[ 37. ]


Hai,
sekadar info aku selamat ya dari semua pertanyaan keramat, wakakaka berkat keahlian haha-hehe *poker face*

😆

.

2.775 kata untuk bab ini
mulai agak nervous karena sebentar lagi kudu scene prepare wedding & after wedding ... kuatkan aku~

.

Thank you so much, bestie 🫰🏻

🍯

[ 37. ]

"Bunda mimpi Bita yang gantian main sama Mamas kecil, hahaha ... kadang memang Bunda agak sedih kalau sadar kelewat banyak momen Mamas pas SD mau ke SMP. Waktu itu Bunda sering banget ninggalin Mamas diasuh eyang putri atau dititip ke Kanantya dibanding asuh sendiri. Rasanya datang ke sekolah itu cuma kalau ada event sama orang tua, ambil raport sama kelulusan."

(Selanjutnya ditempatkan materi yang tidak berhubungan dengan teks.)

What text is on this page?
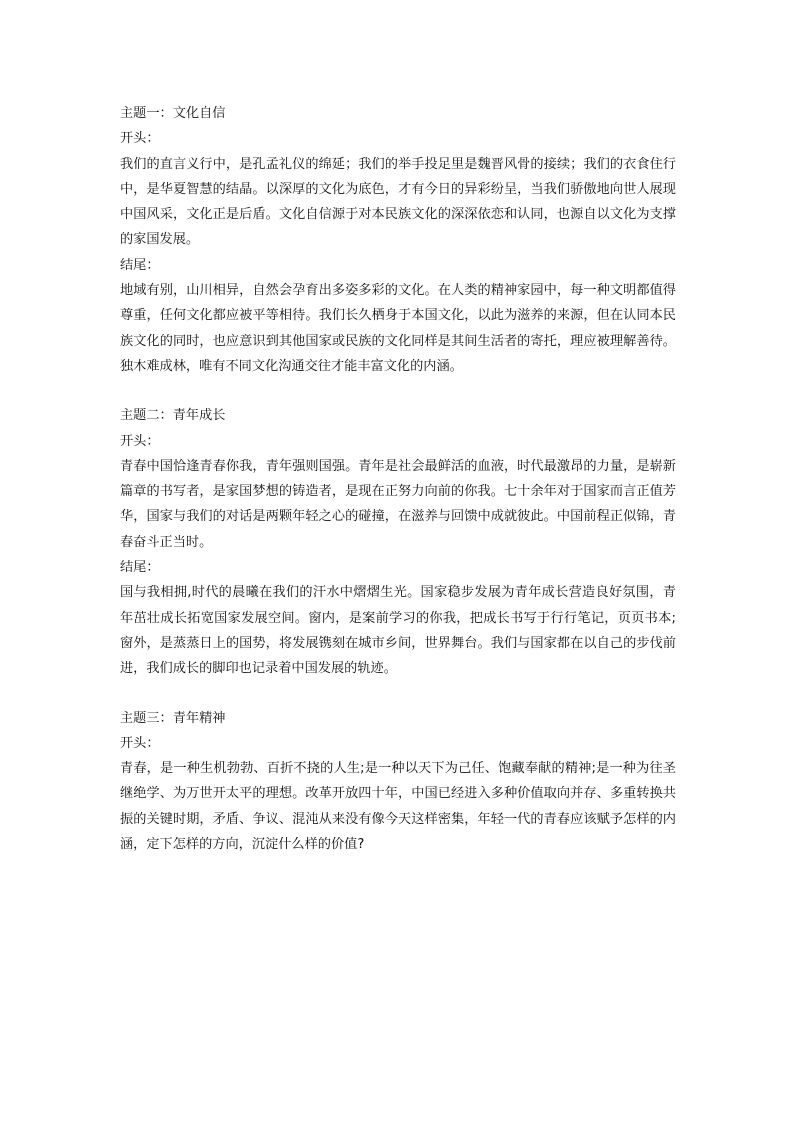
主题一：文化自信

开头：

我们的直言义行中，是孔孟礼仪的绵延；我们的举手投足里是魏晋风骨的接续；我们的衣食住行中，是华夏智慧的结晶。以深厚的文化为底色，才有今日的异彩纷呈，当我们骄傲地向世人展现中国风采，文化正是后盾。文化自信源于对本民族文化的深深依恋和认同，也源自以文化为支撑的家国发展。

结尾：

地域有别，山川相异，自然会孕育出多姿多彩的文化。在人类的精神家园中，每一种文明都值得尊重，任何文化都应被平等相待。我们长久栖身于本国文化，以此为滋养的来源，但在认同本民族文化的同时，也应意识到其他国家或民族的文化同样是其间生活者的寄托，理应被理解善待。独木难成林，唯有不同文化沟通交往才能丰富文化的内涵。

主题二：青年成长

开头：

青春中国恰逢青春你我，青年强则国强。青年是社会最鲜活的血液，时代最激昂的力量，是崭新篇章的书写者，是家国梦想的铸造者，是现在正努力向前的你我。七十余年对于国家而言正值芳华，国家与我们的对话是两颗年轻之心的碰撞，在滋养与回馈中成就彼此。中国前程正似锦，青春奋斗正当时。

结尾：

国与我相拥,时代的晨曦在我们的汗水中熠熠生光。国家稳步发展为青年成长营造良好氛围，青年茁壮成长拓宽国家发展空间。窗内，是案前学习的你我，把成长书写于行行笔记，页页书本;窗外，是蒸蒸日上的国势，将发展镌刻在城市乡间，世界舞台。我们与国家都在以自己的步伐前进，我们成长的脚印也记录着中国发展的轨迹。

主题三：青年精神

开头：

青春，是一种生机勃勃、百折不挠的人生;是一种以天下为己任、饱藏奉献的精神;是一种为往圣继绝学、为万世开太平的理想。改革开放四十年，中国已经进入多种价值取向并存、多重转换共振的关键时期，矛盾、争议、混沌从来没有像今天这样密集，年轻一代的青春应该赋予怎样的内涵，定下怎样的方向，沉淀什么样的价值?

Tsabitah menikmati sarapan paginya dengan mengingat cerita sang ibu tersebut. Anehnya, semalam dia juga memimpikan hal yang sama, ada Thomas versi anak-anak yang melukis bersamanya.

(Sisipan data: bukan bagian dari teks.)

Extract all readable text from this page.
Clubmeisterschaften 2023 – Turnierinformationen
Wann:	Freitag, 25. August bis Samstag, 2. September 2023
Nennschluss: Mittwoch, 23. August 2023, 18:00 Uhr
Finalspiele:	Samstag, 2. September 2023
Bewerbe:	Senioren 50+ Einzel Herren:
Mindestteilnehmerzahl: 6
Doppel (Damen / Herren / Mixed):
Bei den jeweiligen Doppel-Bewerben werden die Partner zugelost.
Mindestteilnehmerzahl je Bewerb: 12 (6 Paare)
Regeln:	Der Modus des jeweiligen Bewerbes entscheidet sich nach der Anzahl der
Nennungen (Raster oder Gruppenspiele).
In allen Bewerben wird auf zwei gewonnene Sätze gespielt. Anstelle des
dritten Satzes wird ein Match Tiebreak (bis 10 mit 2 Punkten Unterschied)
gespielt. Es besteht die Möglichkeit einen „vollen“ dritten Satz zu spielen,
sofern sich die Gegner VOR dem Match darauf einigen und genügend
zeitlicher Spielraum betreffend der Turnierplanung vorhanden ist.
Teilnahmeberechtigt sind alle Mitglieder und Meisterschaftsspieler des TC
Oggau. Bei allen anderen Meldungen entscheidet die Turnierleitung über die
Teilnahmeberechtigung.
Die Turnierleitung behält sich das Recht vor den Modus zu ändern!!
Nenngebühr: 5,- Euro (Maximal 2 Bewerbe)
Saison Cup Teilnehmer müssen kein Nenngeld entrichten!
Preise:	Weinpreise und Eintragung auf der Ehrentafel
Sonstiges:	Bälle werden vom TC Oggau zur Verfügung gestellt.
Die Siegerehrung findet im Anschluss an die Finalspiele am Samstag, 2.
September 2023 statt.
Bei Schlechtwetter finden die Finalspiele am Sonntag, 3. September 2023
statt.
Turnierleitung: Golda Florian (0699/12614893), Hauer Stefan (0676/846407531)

Tsabitah menyengir, selain karena jarak kelahiran membuatnya tidak tahu bagaimana sang kakak saat kecil, Thomas juga sama sekali tidak punya bakat seni. Jangankan melukis suatu objek dengan goresan kuas yang artistik, menggambar bangun datar saja harus dibantu. "Mungkin di surga, orang benar-benar bisa mendapatkan hal yang paling mereka inginkan di dunia. Iya enggak, Eyang?"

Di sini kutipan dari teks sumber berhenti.